There’s something different in the air. Microsoft is doing its best to drum up an uproar around next week’s Professional Developers Conference (PDC). The company’s code-name generator is in overdrive — nothing new there. But it’s become painfully obvious that the company’s ratio of code names to products completed on time, as promised, is dismal. Remember the infamous “pillars” of Longhorn? I rest my case.
Sure, developers will descend en masse to Los Angeles per usual. But probably fewer than in the past, given a) the economic meltdown and b) a reality check on Microsoft’s PDC track record.

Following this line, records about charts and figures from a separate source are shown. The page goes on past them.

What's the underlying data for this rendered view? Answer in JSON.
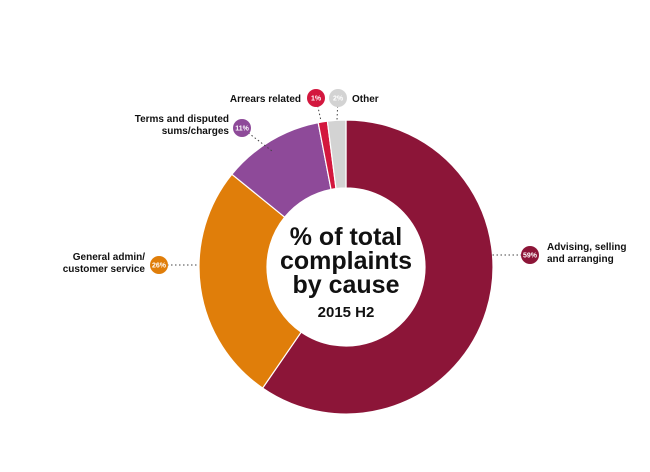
{
  "chart_data": {
    "type": "pie",
    "title_lines": [
      "% of total",
      "complaints",
      "by cause"
    ],
    "subtitle": "2015 H2",
    "slices": [
      {
        "label": "Advising, selling and arranging",
        "value": 59,
        "value_label": "59%",
        "color": "#8c1538"
      },
      {
        "label": "General admin/ customer service",
        "value": 26,
        "value_label": "26%",
        "color": "#e07e0a"
      },
      {
        "label": "Terms and disputed sums/charges",
        "value": 11,
        "value_label": "11%",
        "color": "#8e4a99"
      },
      {
        "label": "Arrears related",
        "value": 1,
        "value_label": "1%",
        "color": "#d3173e"
      },
      {
        "label": "Other",
        "value": 2,
        "value_label": "2%",
        "color": "#d3d3d3"
      }
    ]
  }
}
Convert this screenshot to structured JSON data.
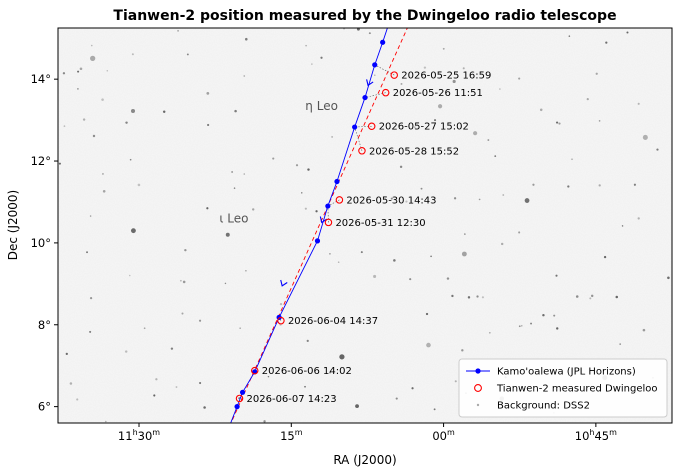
{
  "chart_data": {
    "type": "scatter",
    "title": "Tianwen-2 position measured by the Dwingeloo radio telescope",
    "xlabel": "RA (J2000)",
    "ylabel": "Dec (J2000)",
    "x_unit": "hours",
    "x_reversed": true,
    "xlim": [
      11.633,
      10.625
    ],
    "ylim": [
      5.6,
      15.25
    ],
    "x_ticks": [
      {
        "value": 11.5,
        "label": "11h30m",
        "major": "11",
        "h": "h",
        "minor": "30",
        "m": "m"
      },
      {
        "value": 11.25,
        "label": "15m",
        "major": "",
        "h": "",
        "minor": "15",
        "m": "m"
      },
      {
        "value": 11.0,
        "label": "00m",
        "major": "",
        "h": "",
        "minor": "00",
        "m": "m"
      },
      {
        "value": 10.75,
        "label": "10h45m",
        "major": "10",
        "h": "h",
        "minor": "45",
        "m": "m"
      }
    ],
    "y_ticks": [
      {
        "value": 6,
        "label": "6°"
      },
      {
        "value": 8,
        "label": "8°"
      },
      {
        "value": 10,
        "label": "10°"
      },
      {
        "value": 12,
        "label": "12°"
      },
      {
        "value": 14,
        "label": "14°"
      }
    ],
    "grid": false,
    "legend_position": "bottom-right",
    "background_stars": [
      {
        "name": "η Leo",
        "x": 11.227,
        "y": 13.25
      },
      {
        "name": "ι Leo",
        "x": 11.368,
        "y": 10.5
      }
    ],
    "series": [
      {
        "name": "Kamo'oalewa (JPL Horizons)",
        "color": "#0000ff",
        "style": "line-with-dots",
        "points": [
          {
            "x": 11.36,
            "y": 5.2
          },
          {
            "x": 11.339,
            "y": 6.0
          },
          {
            "x": 11.33,
            "y": 6.35
          },
          {
            "x": 11.31,
            "y": 6.85
          },
          {
            "x": 11.27,
            "y": 8.18
          },
          {
            "x": 11.207,
            "y": 10.05
          },
          {
            "x": 11.19,
            "y": 10.9
          },
          {
            "x": 11.175,
            "y": 11.5
          },
          {
            "x": 11.146,
            "y": 12.83
          },
          {
            "x": 11.129,
            "y": 13.55
          },
          {
            "x": 11.113,
            "y": 14.35
          },
          {
            "x": 11.1,
            "y": 14.9
          },
          {
            "x": 11.08,
            "y": 15.8
          }
        ],
        "direction_arrows": [
          {
            "x": 11.124,
            "y": 13.85
          },
          {
            "x": 11.2,
            "y": 10.5
          },
          {
            "x": 11.265,
            "y": 8.95
          }
        ]
      },
      {
        "name": "Tianwen-2 measured Dwingeloo",
        "color": "#ff0000",
        "style": "open-circle",
        "points": [
          {
            "x": 11.081,
            "y": 14.1,
            "label": "2026-05-25 16:59"
          },
          {
            "x": 11.095,
            "y": 13.67,
            "label": "2026-05-26 11:51"
          },
          {
            "x": 11.118,
            "y": 12.85,
            "label": "2026-05-27 15:02"
          },
          {
            "x": 11.134,
            "y": 12.25,
            "label": "2026-05-28 15:52"
          },
          {
            "x": 11.171,
            "y": 11.05,
            "label": "2026-05-30 14:43"
          },
          {
            "x": 11.189,
            "y": 10.5,
            "label": "2026-05-31 12:30"
          },
          {
            "x": 11.267,
            "y": 8.1,
            "label": "2026-06-04 14:37"
          },
          {
            "x": 11.31,
            "y": 6.88,
            "label": "2026-06-06 14:02"
          },
          {
            "x": 11.335,
            "y": 6.2,
            "label": "2026-06-07 14:23"
          }
        ],
        "fit_line": [
          {
            "x": 11.37,
            "y": 4.9
          },
          {
            "x": 11.058,
            "y": 15.3
          }
        ]
      }
    ],
    "legend": [
      {
        "label": "Kamo'oalewa (JPL Horizons)",
        "marker": "line-dot",
        "color": "#0000ff"
      },
      {
        "label": "Tianwen-2 measured Dwingeloo",
        "marker": "open-circle",
        "color": "#ff0000"
      },
      {
        "label": "Background: DSS2",
        "marker": "dot",
        "color": "#aaaaaa"
      }
    ]
  }
}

What’s happened is — and it’s not surprising — that others have beat Microsoft to the much-hyped cloud. Google’s there. Amazon.com’s there. With stuff that works. Well, most of the time anyway. One of Google’s and Amazon’s biggest advantages is they didn’t have to lug Windows baggage. They’re on newer “platforms.” Windows has evolved from Microsoft’s cash cow to Microsoft’s cross to bear.
Microsoft makes much of Google products’ perpetual beta status. But, one could argue that Microsoft has been charging (top dollar) for allegedly finished products that are no better than beta in drag.
Microsoft .NET-centric VARs who concentrate on e-commerce have long been tempted by Amazon.com’s existing infrastructure, which thus far has been beyond their reach. Amazon has since said it will run Windows and SQL Server in its own cloud.
So here’s the thing: By the time Microsoft delivers what’s been promised there will have already been viable alternatives already operating. The question then becomes whether Microsoft can do to them what its past incarnations did to rival offerings — Lotus, Borland, WordPerfect — you name it.